Una causa pequeña, considerada irrelevante, sube los escalones. La justicia no es lenta, amasa las causas y saca del horno el producto cuando el poder de quien puede ostentar alcances ejecutivos vuelve a ser normal, común, sin fueros.
El caso del ex Intendente Walter Festa podría ser de gran ejemplo para las actuales autoridades ejecutivas, tan predispuestas a disponer de los recursos del Estado para fines partidarios o, en lenguaje de técnica penal, «dar un uso distinto al que ha sido asignado el bien público«.
El 10 de abril de 2019, Desalambrar publica una nota en la que pone en conocimiento la «detención de cuatro dirigentes sociales del Movimiento Octubres Moreno», acusados de extorsión y asociación ilícita.
La denuncia original llega con la presentación en sede fiscal de la señora Eliana Brisa Vera. Asume conocimiento y responsabilidades para acceder a una especie de arrepentimiento. Así comienza la «investigación» el 17 de diciembre de 2018. El Secretario de la UFI N° 8, Dr. Walter Velázquez, no sólo otorga entidad a la denuncia sino que diagrama un trabajo preciso para ahondar en todo material probatorio, lo suficientemente homogéneo para solicitar «allanamientos y detenciones». Como se expresa en la jerga, «conforme a los lineamientos se realizó una amplia pesquisa que incluyó escuchas telefónicas y tareas de inteligencia criminal».

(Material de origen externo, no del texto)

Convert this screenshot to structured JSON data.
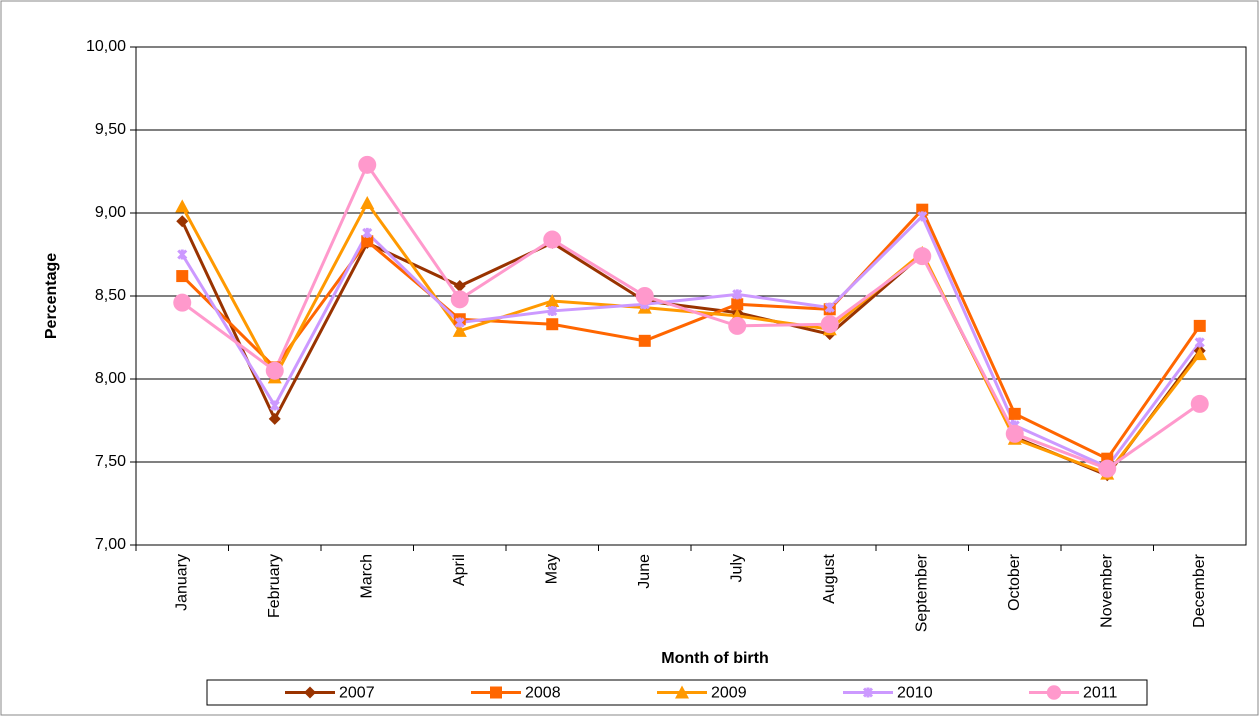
{
  "chart_data": {
    "type": "line",
    "x_label": "Month of birth",
    "y_label": "Percentage",
    "categories": [
      "January",
      "February",
      "March",
      "April",
      "May",
      "June",
      "July",
      "August",
      "September",
      "October",
      "November",
      "December"
    ],
    "ylim": [
      7,
      10
    ],
    "yticks": [
      {
        "value": 7,
        "label": "7,00"
      },
      {
        "value": 7.5,
        "label": "7,50"
      },
      {
        "value": 8,
        "label": "8,00"
      },
      {
        "value": 8.5,
        "label": "8,50"
      },
      {
        "value": 9,
        "label": "9,00"
      },
      {
        "value": 9.5,
        "label": "9,50"
      },
      {
        "value": 10,
        "label": "10,00"
      }
    ],
    "grid": true,
    "legend": "bottom",
    "series": [
      {
        "name": "2007",
        "color": "#993300",
        "marker": "diamond",
        "values": [
          8.95,
          7.76,
          8.82,
          8.56,
          8.82,
          8.47,
          8.4,
          8.27,
          8.75,
          7.65,
          7.42,
          8.17
        ]
      },
      {
        "name": "2008",
        "color": "#FF6600",
        "marker": "square",
        "values": [
          8.62,
          8.07,
          8.83,
          8.36,
          8.33,
          8.23,
          8.45,
          8.42,
          9.02,
          7.79,
          7.52,
          8.32
        ]
      },
      {
        "name": "2009",
        "color": "#FF9900",
        "marker": "triangle",
        "values": [
          9.04,
          8.01,
          9.06,
          8.29,
          8.47,
          8.43,
          8.38,
          8.3,
          8.76,
          7.64,
          7.43,
          8.15
        ]
      },
      {
        "name": "2010",
        "color": "#CC99FF",
        "marker": "star",
        "values": [
          8.75,
          7.84,
          8.88,
          8.34,
          8.41,
          8.45,
          8.51,
          8.43,
          8.98,
          7.72,
          7.47,
          8.22
        ]
      },
      {
        "name": "2011",
        "color": "#FF99CC",
        "marker": "circle",
        "values": [
          8.46,
          8.05,
          9.29,
          8.48,
          8.84,
          8.5,
          8.32,
          8.33,
          8.74,
          7.67,
          7.46,
          7.85
        ]
      }
    ]
  }
}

A fines de febrero de 2020 el ex Intendente Walter Festa concurre a la fiscalía para tomar conocimiento de la denuncia penal en su contra por los delitos de «defraudación a la administración pública, peculado y falsedad ideológica«.

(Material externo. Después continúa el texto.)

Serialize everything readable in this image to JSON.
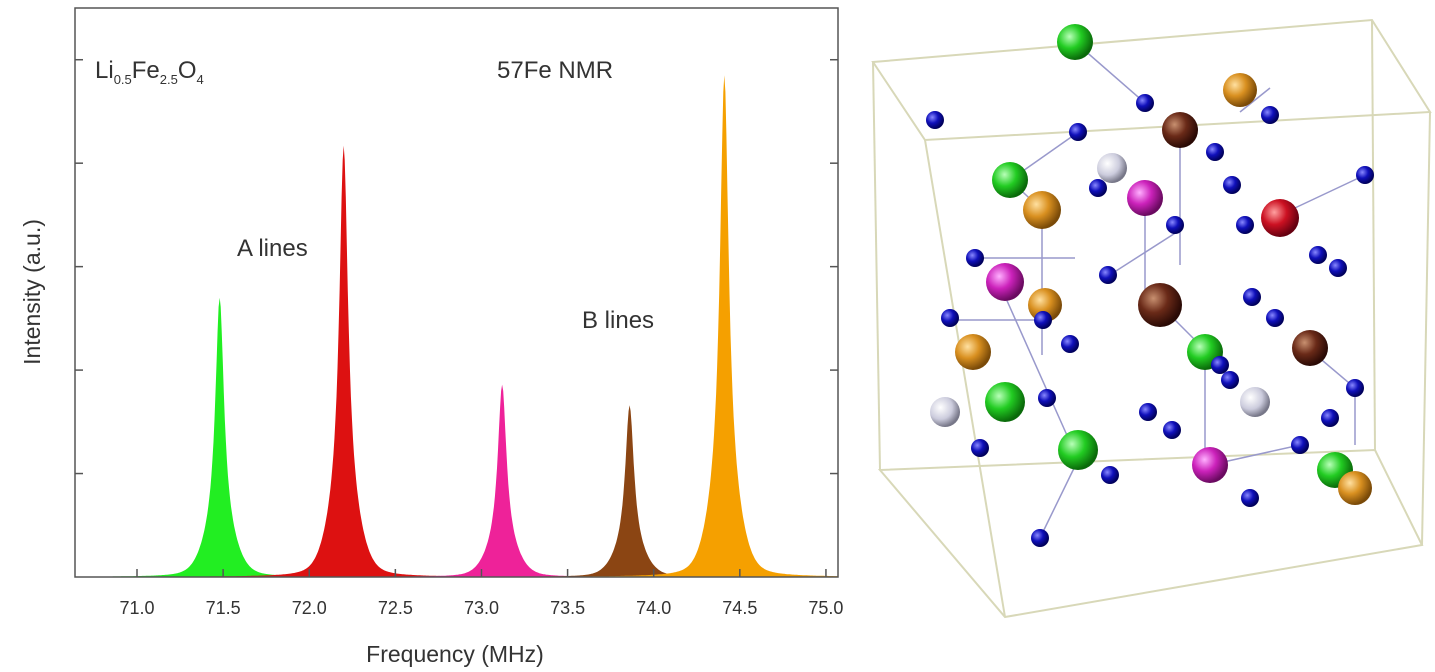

Lo que trabajó el Dr. Walter Velázquez fue la reconstrucción de una operatoria que, en la afamada jerga política, se resume en una palabra: ñoquis.
Contratación de personal que cobraban un sueldo, no cumplían funciones, y el dinero terminaba en la cuenta de «dirigentes» que bancaban al Intendente. Hablamos de Hugo Rubén Ortiz sindicado como jefe y organizador del Movimiento Octubres Moreno.
Según detalla el colega Rodrigo Solórzano en Semanario Actualidad, el resumen realizado por la fiscalía demuestra que «Festa le había ordenado a la empleada del área de recursos humanos de la municipalidad Lucía Alejandra Vázquez que armara un decreto para nombrar a Jorge Alberto Vila como asesor de gabinete en reemplazo de Fernando Sebastián Adorno, quien tuvo alta en abril del 2018. Los decretos de baja y alta (Nº 0723 y Nº 734) fueron confeccionados el 5 de abril del 2019 pero retroactivos al 1º de abril de ese mismo año, lo que constituyó, según la justicia, en una falsedad ideológica. Sostuvo la fiscalía que Vázquez, al igual que Festa, no podían desconocer esta situación. Lo mismo ocurrió con la empleada municipal Gisela Alejandra Hauscarriaga, que no prestaba servicio y entregaba su sueldo a Ortiz.
La causa elevada a juicio oral será en la sede del Tribunal Oral Criminal Nº 2 de Mercedes, en una jornada que dialoga con la historia: el 17 de Noviembre, el Día de la Militancia Peronista.
Los acusados /as:
Walter Festa imputado por los delitos de defraudación a la administración pública, incumplimiento de los deberes de funcionario público, peculado y falsedad ideológica.
Lucía Alejandra Vázquez por defraudación a la administración pública, incumplimiento de los deberes de funcionario público y falsedad ideológica.
Fernando Sebastián Adorno, Gisela Alejandra Hauscarriaga y Jorge Alberto Vila están acusados de incumplimiento de los deberes de funcionario público en concurso ideal con defraudación a la administración pública en carácter de partícipes necesarios.
Hugo Rubén Ortiz por el delito de defraudación a la administración pública.